As Bryan Preston tells in his assessment of the latest GOP debate, this was Paul's worst performance to date:
Mitt Romney earns a laugh line for mocking President Obama’s “pretty please, Iran, return our stealth drone!” Pounding Obama’s foreign policy comes easy for anyone on the stage but Ron Paul, and Romney does well here. Bachmann follows up by accusing Obama of intentionally attempting to lose the peace our troops have won in Iraq, and then rips into Ron Paul’s ideas on security, earning applause and boos simultaneously. Bachmann forces Paul to admit that he doesn’t want Iran to have nuclear weapons. I’m not sure I’ve heard him say that before. He actually seemed to sense that he was losing the argument. And then he questioned why we were flying a drone over Iran at all. Perhaps, to keep an eye on their nuclear program because we can’t trust the UN that Paul keeps referring to? Paul flew his freak flag more brightly than he has in any previous debate, and lost a heated battle of wits and facts to Michele Bachmann.

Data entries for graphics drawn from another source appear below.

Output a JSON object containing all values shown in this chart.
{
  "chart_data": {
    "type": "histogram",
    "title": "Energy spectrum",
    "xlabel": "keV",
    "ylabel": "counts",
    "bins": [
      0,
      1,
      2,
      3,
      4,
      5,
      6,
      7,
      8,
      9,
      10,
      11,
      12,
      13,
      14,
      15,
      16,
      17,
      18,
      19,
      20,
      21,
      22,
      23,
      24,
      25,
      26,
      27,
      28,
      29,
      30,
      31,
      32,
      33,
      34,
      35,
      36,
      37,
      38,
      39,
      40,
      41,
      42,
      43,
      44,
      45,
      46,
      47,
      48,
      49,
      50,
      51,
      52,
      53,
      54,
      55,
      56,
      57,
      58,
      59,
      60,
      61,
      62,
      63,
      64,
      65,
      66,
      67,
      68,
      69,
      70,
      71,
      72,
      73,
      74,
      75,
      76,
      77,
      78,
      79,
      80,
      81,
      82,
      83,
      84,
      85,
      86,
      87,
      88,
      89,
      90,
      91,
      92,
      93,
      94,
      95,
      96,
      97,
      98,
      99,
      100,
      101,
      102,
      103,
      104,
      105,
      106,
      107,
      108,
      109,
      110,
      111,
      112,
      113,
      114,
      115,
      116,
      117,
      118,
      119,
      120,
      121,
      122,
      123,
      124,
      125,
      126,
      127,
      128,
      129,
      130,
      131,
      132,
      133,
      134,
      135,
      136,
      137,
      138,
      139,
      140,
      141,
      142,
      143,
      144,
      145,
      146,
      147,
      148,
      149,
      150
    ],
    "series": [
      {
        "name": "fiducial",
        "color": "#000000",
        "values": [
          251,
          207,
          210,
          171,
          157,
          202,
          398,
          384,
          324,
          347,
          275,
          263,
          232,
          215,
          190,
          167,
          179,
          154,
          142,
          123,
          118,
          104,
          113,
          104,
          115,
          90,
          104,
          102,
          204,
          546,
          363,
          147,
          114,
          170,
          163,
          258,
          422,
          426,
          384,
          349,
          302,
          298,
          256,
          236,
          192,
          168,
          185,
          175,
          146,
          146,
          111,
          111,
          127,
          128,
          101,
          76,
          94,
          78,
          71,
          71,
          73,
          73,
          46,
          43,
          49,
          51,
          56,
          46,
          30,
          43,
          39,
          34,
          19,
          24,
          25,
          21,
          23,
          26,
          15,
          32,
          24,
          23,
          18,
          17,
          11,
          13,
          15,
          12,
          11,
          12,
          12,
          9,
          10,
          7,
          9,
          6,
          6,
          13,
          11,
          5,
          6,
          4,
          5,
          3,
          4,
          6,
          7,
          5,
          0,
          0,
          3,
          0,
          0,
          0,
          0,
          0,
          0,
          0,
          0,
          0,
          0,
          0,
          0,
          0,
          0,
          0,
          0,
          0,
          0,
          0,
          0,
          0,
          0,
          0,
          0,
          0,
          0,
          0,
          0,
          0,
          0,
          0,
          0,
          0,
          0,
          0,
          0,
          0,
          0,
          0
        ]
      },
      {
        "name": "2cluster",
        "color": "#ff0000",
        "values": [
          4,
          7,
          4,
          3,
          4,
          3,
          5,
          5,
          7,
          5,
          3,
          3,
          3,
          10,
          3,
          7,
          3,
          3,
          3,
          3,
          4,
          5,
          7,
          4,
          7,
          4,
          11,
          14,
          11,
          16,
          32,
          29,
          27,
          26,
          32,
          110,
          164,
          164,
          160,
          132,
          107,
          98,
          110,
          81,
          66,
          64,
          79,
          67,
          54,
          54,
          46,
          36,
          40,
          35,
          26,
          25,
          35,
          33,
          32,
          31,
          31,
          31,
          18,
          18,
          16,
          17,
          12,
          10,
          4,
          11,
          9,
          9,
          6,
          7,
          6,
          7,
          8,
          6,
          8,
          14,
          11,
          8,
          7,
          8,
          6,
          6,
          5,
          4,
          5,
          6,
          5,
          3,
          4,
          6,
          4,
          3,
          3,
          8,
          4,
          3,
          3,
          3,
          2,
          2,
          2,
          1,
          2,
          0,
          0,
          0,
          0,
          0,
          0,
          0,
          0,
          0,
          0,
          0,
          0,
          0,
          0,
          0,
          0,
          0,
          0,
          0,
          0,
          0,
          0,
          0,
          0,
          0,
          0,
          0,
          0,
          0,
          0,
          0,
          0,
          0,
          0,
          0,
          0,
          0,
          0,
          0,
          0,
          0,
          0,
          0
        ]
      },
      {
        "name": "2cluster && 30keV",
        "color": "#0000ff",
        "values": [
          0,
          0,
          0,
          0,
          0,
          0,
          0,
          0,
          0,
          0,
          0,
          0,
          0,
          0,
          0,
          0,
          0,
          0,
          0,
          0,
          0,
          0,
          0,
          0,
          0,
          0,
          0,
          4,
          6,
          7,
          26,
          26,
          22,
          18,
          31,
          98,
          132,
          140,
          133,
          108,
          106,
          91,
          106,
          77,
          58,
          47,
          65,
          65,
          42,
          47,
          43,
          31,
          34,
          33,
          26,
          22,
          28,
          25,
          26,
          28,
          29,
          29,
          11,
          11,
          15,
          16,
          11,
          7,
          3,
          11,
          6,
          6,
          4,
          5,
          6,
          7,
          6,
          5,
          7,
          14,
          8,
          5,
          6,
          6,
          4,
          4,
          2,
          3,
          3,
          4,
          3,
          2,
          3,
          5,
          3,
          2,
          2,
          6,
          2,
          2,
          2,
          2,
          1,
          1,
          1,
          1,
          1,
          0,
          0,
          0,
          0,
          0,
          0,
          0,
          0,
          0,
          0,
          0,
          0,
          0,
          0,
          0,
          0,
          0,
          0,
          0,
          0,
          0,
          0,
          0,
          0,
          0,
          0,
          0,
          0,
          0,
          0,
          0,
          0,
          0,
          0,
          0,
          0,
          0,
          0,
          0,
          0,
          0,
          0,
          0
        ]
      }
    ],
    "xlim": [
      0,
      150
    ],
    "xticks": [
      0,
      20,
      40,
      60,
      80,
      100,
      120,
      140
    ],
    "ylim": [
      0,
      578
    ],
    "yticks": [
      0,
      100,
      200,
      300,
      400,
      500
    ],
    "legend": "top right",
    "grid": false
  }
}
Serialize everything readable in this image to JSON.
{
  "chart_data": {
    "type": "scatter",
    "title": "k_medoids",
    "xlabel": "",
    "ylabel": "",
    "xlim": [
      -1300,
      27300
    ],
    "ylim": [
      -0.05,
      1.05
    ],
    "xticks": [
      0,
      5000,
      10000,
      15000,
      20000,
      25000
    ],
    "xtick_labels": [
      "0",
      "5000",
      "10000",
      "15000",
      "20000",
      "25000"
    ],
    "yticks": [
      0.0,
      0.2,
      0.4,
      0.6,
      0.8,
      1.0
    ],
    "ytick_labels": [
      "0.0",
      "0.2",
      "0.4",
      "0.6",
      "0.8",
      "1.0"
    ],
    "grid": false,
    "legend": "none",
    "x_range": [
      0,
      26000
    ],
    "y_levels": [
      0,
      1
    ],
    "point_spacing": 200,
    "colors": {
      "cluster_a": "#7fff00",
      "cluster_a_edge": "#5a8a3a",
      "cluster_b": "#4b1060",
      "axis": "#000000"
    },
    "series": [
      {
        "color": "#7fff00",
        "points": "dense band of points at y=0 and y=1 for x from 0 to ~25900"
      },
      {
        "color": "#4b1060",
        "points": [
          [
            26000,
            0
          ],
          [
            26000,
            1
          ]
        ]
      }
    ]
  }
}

He ended the exchange in a long-winded, rather intemperate, babble about when he was drafted and how we must declare war before taking any military action. This was by far Paul’s worst moment of any debate, any time he has run. And it was one of Bachmann’s best. Paul should experience a slide back down the polls after tonight. A question about his beliefs concerning 9-11 could have sunk Paul for good, but it went unasked.We have to hope that better members of the GOP will bring up the subject of Paul's newsletters, because the conservative public in particular has the right to know that this terrible man is someone who could very easily blacken the image of the right and cause considerable division that could jeopardize chances needed to unseat Obama. A responsible leadership would see to it that Paul is expelled from the race, since at this point it would only cause further embarrassment. The newsletters should provide all the ammo needed for anyone to make a point about why he's not what his apologists would want people to think he is. Calling for better economy is a positive idea, but politicians shouldn't be judged on that platform alone. Public safety has to take some importance beforehand, and judging from Paul's opposition to the Patriot Act, that's why he can't be trusted on domestic security issues either.